Focus sur cette famille abimée. Six personnages évoluent entre des drames personnels et la folie climatique. Autour de Greg, les consciences s'entrechoquent. Soit elles se scandalisent, soit elles se dédouanent. Soit elles hurlent l'impuissance, soit elles fuient. Mais si on écoutait attentivement les pulsations qui accélèrent leur rythme dans la poitrine de Greg, ce sont les râles de la culpabilité que l'on entendrait. Greg est-il coupable d'avoir perdu une part de sa vie ? Et sa nièce est-elle coupable de son immobilité ? Et Véra, la sublime Véra qui enfièvre l'âme de Greg, est-elle coupable de désillusion ? Philippe Djian pointe la culpabilité de chacun, en leur vie, et en leur monde, et par delà, la culpabilité de l'Homme qui est incapable de progrès, ce qui est un paradoxe aberrant à l'apogée d'un modernisme qui suce toutes les ressources naturelles.

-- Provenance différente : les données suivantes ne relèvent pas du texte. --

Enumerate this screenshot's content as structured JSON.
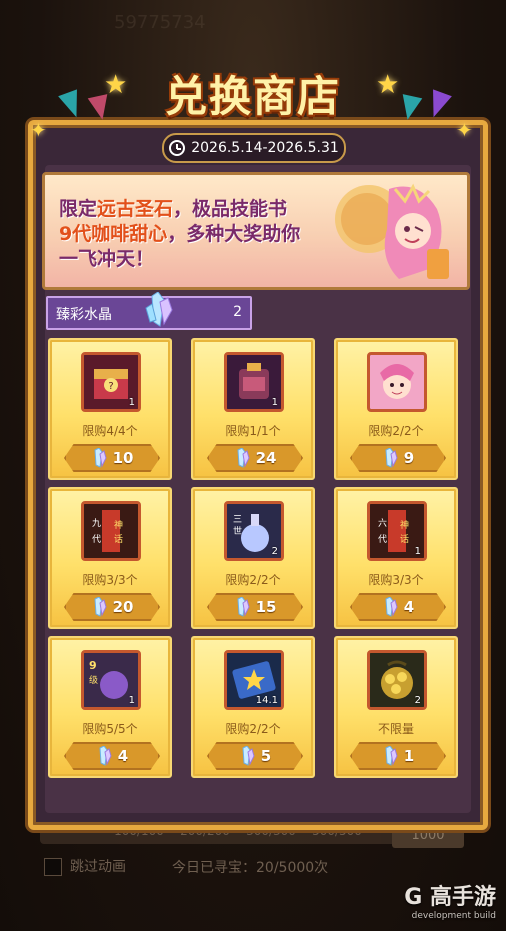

Dialogues et narration se mêlent, les personnages sont partie intégrante de l'histoire, ils font l'histoire, ils incarnent l'histoire. Ils sont ordinaires à première vue, et c'est là la force de l'auteur, ils sont des personnages ordinaires dans un monde qui ne l'est plus. Et ça en fait des personnages dramatiques.
2030 est un roman dramatique, noir et désabusé.
Et j'ai aimé fort.
Flammarion (2020)
210 pages
L'AUTEUR
Philippe Djian est l’auteur de plus d’une vingtaine de romans parmi lesquels 37,2 le matin, la série Doggy Bag (Julliard, 2005-2008), Impardonnables (prix Jean Freustié), Oh (prix Interallié), Chéri-Chéri, Marlène... (Gallimard, 2009, 2012, 2014, 2017.) Plusieurs d’entre eux ont été adaptés au cinéma, tel 37,2 le matin par Jean-Jacques Beneix. Il est également le parolier de Stephan Eicher.